Hi, i am facing a problem. i have a network data which starts like this
10010 17693
10010 18139
10010 23625
10010 23785
10010 23795
10010 2497
10010 48326
10010 7690
10010 9615
10012 23720
10013 7514
and after 45000 lines of this array it ends up with a number
9989 2647
9989 3320
9989 5384
9989 5511
9989 6453
9989 6762
9989 7568
9989 8966
9993 2497
now problem is this that i tried to use the accumarray command but that is good only for few data. Actually i have to first find the adjacency matrix of this data and then i have to plot the connection graph between these nodes.
Can anyone please help me in this?
Is there a given code for component algorithm that accepts a predicate to evaluale on each pair of neighboring pixels (not from binary image but for matrix with varies valus?)
Ronit—Not in the Image Processing Toolbox.
and in other place?
Ronit—Not that I personally know about. But you should look.
A—It sounds like you are trying to create an extremely large adjacency matrix. You’ll probably need to construct a sparse matrix. Read this post over again; it tells you how to construct a sparse adjacency matrix.
Sir,
I am working on text extraction in colored images. I want to know if there is a connected component labeling function similar to bwlabel for grayscale images? I want to label the components and then threshold and binarize them. I do no want to operate on binary images initially.

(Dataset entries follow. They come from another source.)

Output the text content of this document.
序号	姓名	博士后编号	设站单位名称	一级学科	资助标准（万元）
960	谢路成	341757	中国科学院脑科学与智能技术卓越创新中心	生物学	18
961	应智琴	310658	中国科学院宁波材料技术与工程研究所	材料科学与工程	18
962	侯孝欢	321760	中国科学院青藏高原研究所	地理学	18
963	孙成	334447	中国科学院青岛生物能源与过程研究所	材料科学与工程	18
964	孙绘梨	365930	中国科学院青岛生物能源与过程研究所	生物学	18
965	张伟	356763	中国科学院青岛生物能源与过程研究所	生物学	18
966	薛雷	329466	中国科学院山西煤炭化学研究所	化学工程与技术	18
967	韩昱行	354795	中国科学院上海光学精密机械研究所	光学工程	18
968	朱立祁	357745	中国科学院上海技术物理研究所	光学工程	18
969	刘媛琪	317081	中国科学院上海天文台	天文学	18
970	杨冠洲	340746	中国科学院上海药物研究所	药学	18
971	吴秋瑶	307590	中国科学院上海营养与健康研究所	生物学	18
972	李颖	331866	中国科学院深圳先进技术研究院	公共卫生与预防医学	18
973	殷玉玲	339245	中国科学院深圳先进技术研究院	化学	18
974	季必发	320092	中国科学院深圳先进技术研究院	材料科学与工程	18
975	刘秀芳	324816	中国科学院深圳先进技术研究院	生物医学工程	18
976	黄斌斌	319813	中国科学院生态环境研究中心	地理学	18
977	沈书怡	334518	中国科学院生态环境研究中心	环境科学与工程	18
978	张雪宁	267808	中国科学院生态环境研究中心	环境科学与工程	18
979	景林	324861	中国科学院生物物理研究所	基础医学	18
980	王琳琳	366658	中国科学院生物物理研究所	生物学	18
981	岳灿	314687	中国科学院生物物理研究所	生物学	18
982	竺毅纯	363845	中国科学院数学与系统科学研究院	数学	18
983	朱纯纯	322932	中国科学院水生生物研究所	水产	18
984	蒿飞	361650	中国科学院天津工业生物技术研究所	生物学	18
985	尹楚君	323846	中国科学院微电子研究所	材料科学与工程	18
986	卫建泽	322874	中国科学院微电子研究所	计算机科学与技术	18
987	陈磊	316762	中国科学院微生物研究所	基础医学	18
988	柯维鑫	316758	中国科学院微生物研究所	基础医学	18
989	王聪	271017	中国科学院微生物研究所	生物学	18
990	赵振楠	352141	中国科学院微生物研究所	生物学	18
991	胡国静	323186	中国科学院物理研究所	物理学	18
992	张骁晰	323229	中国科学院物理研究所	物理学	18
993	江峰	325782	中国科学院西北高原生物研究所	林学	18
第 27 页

Amey—The Image Processing Toolbox does not have such a function.
hi Steve! how can you “find” the number of nodes with the “find” function?
Respect your dmperm ( dulmage-mendelsohn descomposition) I dont understand. Can you explain that algorithm? thank you in advance
Stefano—I don’t understand your first question. As to the second, I am not personally familiar the details of the dmperm algorithm; you’ll need to research that yourself.

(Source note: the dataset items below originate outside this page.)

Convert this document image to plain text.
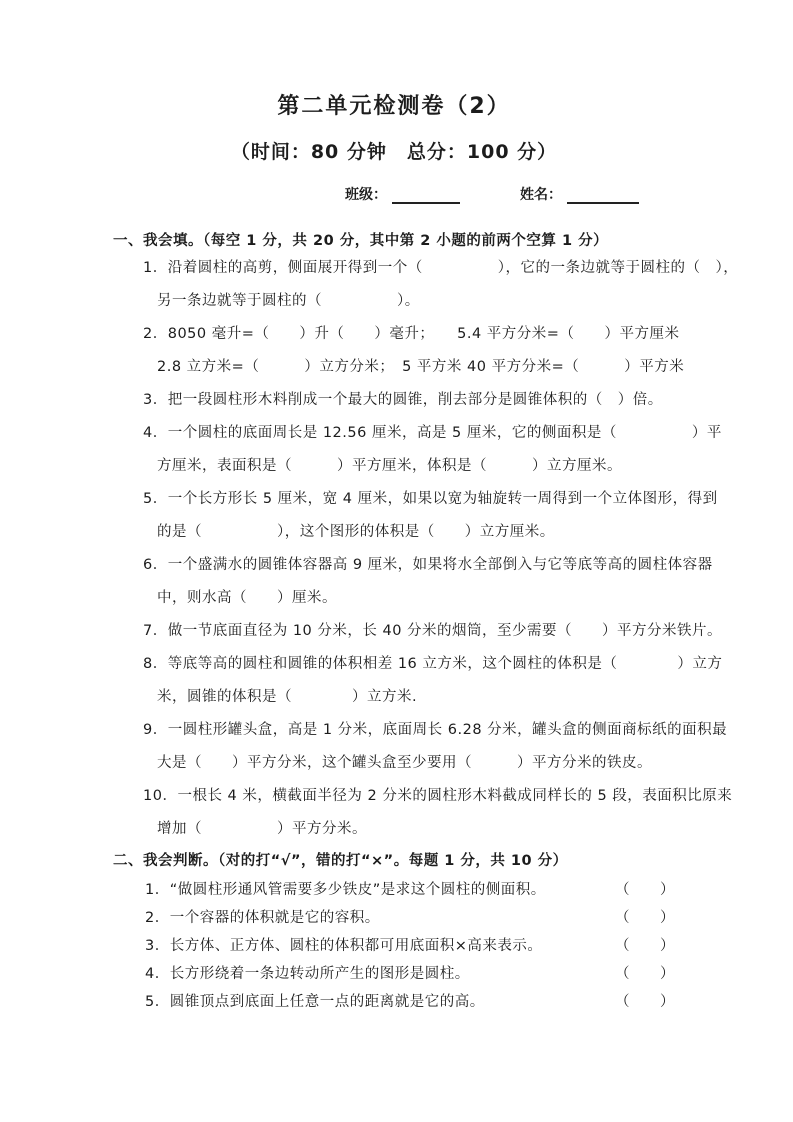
第二单元检测卷（2）
（时间：80 分钟　总分：100 分）
班级：	姓名：
一、我会填。（每空 1 分，共 20 分，其中第 2 小题的前两个空算 1 分）
1．沿着圆柱的高剪，侧面展开得到一个（　　　　　），它的一条边就等于圆柱的（　），
另一条边就等于圆柱的（　　　　　）。
2．8050 毫升=（　　）升（　　）毫升；　　5.4 平方分米=（　　）平方厘米
2.8 立方米=（　　　）立方分米；　5 平方米 40 平方分米=（　　　）平方米
3．把一段圆柱形木料削成一个最大的圆锥，削去部分是圆锥体积的（　）倍。
4．一个圆柱的底面周长是 12.56 厘米，高是 5 厘米，它的侧面积是（　　　　　）平
方厘米，表面积是（　　　）平方厘米，体积是（　　　）立方厘米。
5．一个长方形长 5 厘米，宽 4 厘米，如果以宽为轴旋转一周得到一个立体图形，得到
的是（　　　　　），这个图形的体积是（　　）立方厘米。
6．一个盛满水的圆锥体容器高 9 厘米，如果将水全部倒入与它等底等高的圆柱体容器
中，则水高（　　）厘米。
7．做一节底面直径为 10 分米，长 40 分米的烟筒，至少需要（　　）平方分米铁片。
8．等底等高的圆柱和圆锥的体积相差 16 立方米，这个圆柱的体积是（　　　　）立方
米，圆锥的体积是（　　　　）立方米.
9．一圆柱形罐头盒，高是 1 分米，底面周长 6.28 分米，罐头盒的侧面商标纸的面积最
大是（　　）平方分米，这个罐头盒至少要用（　　　）平方分米的铁皮。
10．一根长 4 米，横截面半径为 2 分米的圆柱形木料截成同样长的 5 段，表面积比原来
增加（　　　　　）平方分米。
二、我会判断。（对的打“√”，错的打“×”。每题 1 分，共 10 分）
1．“做圆柱形通风管需要多少铁皮”是求这个圆柱的侧面积。	（　　）
2．一个容器的体积就是它的容积。	（　　）
3．长方体、正方体、圆柱的体积都可用底面积×高来表示。	（　　）
4．长方形绕着一条边转动所产生的图形是圆柱。	（　　）
5．圆锥顶点到底面上任意一点的距离就是它的高。	（　　）
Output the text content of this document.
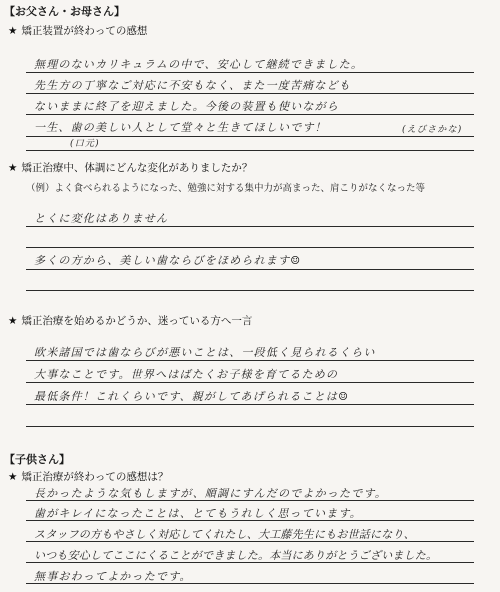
【お父さん・お母さん】
★ 矯正装置が終わっての感想
無理のないカリキュラムの中で、安心して継続できました。
先生方の丁寧なご対応に不安もなく、また一度苦痛なども
ないままに終了を迎えました。今後の装置も使いながら
一生、歯の美しい人として堂々と生きてほしいです！
(口元)
(えびさかな)
★ 矯正治療中、体調にどんな変化がありましたか？
（例）よく食べられるようになった、勉強に対する集中力が高まった、肩こりがなくなった等
とくに変化はありません
多くの方から、美しい歯ならびをほめられます☺
★ 矯正治療を始めるかどうか、迷っている方へ一言
欧米諸国では歯ならびが悪いことは、一段低く見られるくらい
大事なことです。世界へはばたくお子様を育てるための
最低条件！これくらいです、親がしてあげられることは☺
【子供さん】
★ 矯正治療が終わっての感想は？
長かったような気もしますが、順調にすんだのでよかったです。
歯がキレイになったことは、とてもうれしく思っています。
スタッフの方もやさしく対応してくれたし、大工藤先生にもお世話になり、
いつも安心してここにくることができました。本当にありがとうございました。
無事おわってよかったです。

ok Steve thanks anyway. but why do you have to put 1s on the diagonal of A so that you put dmperm? . what is the propose of dmperm? why do you use this command?
Stefano—To compute the connected components of the graph represented by the adjacency matrix.
do you know about K nearest neighbors? can you explain this into a post?
http://www.mathworks.com/matlabcentral/fileexchange/15562-k-nearest-neighbors
Jorge—What do want to know about it?
Mr. Steve , why did you have to put 1s on the diagonal of A?
Hello Steve,
I have a kinda-similar problem. I am trying to detect buildings and obtain a labeled image after segmentation. I have also binary mask of buildings and I want to train my system for each building object. Thus, I have a labeled image and a binary mask for the desired objects. However, there are several labels in the region of corresponding component in binary mask and I want to merge these regions in labeled image and give them a single label for each object. I mean, I want to merge building segment labels which I know they are part of a building object indeed. I guess traversing all the pixels of objects in the binary mask is the most cumbersome way, but I can’t think of any other thing. Any suggestions will be appreciated. Thanks a lot.
Sorry for the previous comment. I thought I was writing for the post titled “Almost-connected-component labeling”. I posted my comment there as well, thanks.